With their architect, Ms. Inukai, they
drew up a plan that transformed the budilign into a residence
and a store, with their home accessories store, with their
home accessories store, which includes a café, on
the ground floor, a rental tenant on the second and their
duplex, with a roof deck, above. The configuration of their
duplex is reversed from the usual, with two bedrooms and
a den on their lower floor and the living room, office and
kitchen above.
“I couldn’t see having private
space between the living room and the roof,” Ms. Inukai
said. Each floor is 1,000 square feet, with now yard.
For Mr. Ronning, the building is a vast
improvement over their duplex on Horatio Street, which was
dark because it was on the ground-floor and basement levels.
Now they have light everywhere, in part because, unlike
town houses, which are narrow and deep, their building is
wide and shallow, and thus drenched with light on both north
and south.
On the front, the building still says “fresh,
salt and smoked fish,” a sign that the Landmarks Preservation
Commission wanted retained (the building is part of the
Southe Street Seaport Historic District). On the ground
floor, they have opened their store, Pepper Jones. The café
is a relaxed place to sit, and the store offers stylish
objects, mostly priced below $100. Mr.

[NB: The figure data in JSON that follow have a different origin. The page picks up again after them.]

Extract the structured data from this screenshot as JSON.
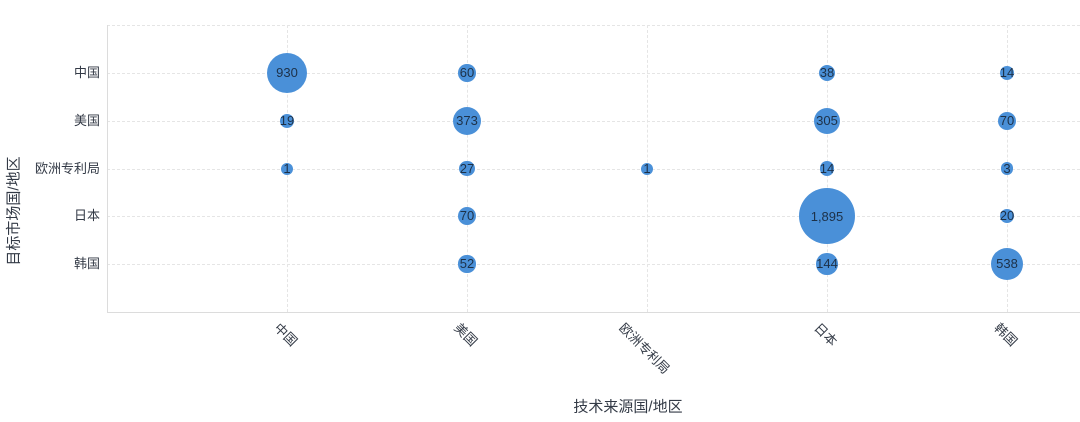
{
  "chart_data": {
    "type": "scatter",
    "subtype": "bubble-matrix",
    "title": "",
    "xlabel": "技术来源国/地区",
    "ylabel": "目标市场国/地区",
    "x_categories": [
      "中国",
      "美国",
      "欧洲专利局",
      "日本",
      "韩国"
    ],
    "y_categories": [
      "中国",
      "美国",
      "欧洲专利局",
      "日本",
      "韩国"
    ],
    "series": [
      {
        "y": "中国",
        "values": [
          930,
          60,
          null,
          38,
          14
        ]
      },
      {
        "y": "美国",
        "values": [
          19,
          373,
          null,
          305,
          70
        ]
      },
      {
        "y": "欧洲专利局",
        "values": [
          1,
          27,
          1,
          14,
          3
        ]
      },
      {
        "y": "日本",
        "values": [
          null,
          70,
          null,
          1895,
          20
        ]
      },
      {
        "y": "韩国",
        "values": [
          null,
          52,
          null,
          144,
          538
        ]
      }
    ],
    "value_label_format": "thousands-comma",
    "value_min": 1,
    "value_max": 1895,
    "grid": true,
    "legend": false
  },
  "colors": {
    "bubble_fill": "#4a90d8",
    "bubble_label": "#1d3148",
    "axis_text": "#333a46",
    "gridline": "#e5e5e5",
    "axis_line": "#dcdcdc",
    "background": "#ffffff"
  }
}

Messinger and Mr.
Ronning say that they get a lot of neighborhood residents
in their store and café but that it is also popular
with the many Europeans, Japanese and South Americans who
visit the South Street Seaport, which is across the street
but feels very separate, in part because a chain blocks
cars from entering the seaport area.
The two men are big fans of their new neighborhood,
which isn’t City Hall and certainly isn’t TriBeCa.
Asked what they call it, Mr. Messinger said, “We say,
‘Below the Brooklyn Bridge.’” They know
a lot of their neighbors, and they say that because there
are so few residents in the area, everyone is very friendly.
“I think I like it because it’s very un-New
York,” Mr. Messinger said. “You don’t
fight pedestrian traffic.”
Mr. Ronning is happy is the area even though
he is allergic to fish. The neighborhood reminds him of
the way Horatio Street was when they moved there in the
early 1990’s. “The average age was 60 to 65,
and it was a stoop-sitting neighborhood,” he said.
“It turned into a supermodel neighborhood overnight.”
Now they feel they’ve regained that
casual neighborly feeling. And they have become true Below
the Brooklyn Bridgers. “Now it feels weird to go above
Canal,” Mr. Messinger said.
Despite the time and money they had to
put into the building to make it theirs, they had it easier
than the first owner. Before the building was built in 1885
as a coffee warehouse, its site was under water. The buyer
had to pay for the site and then fill it in. Even in the
current real estate market, that would be unusual.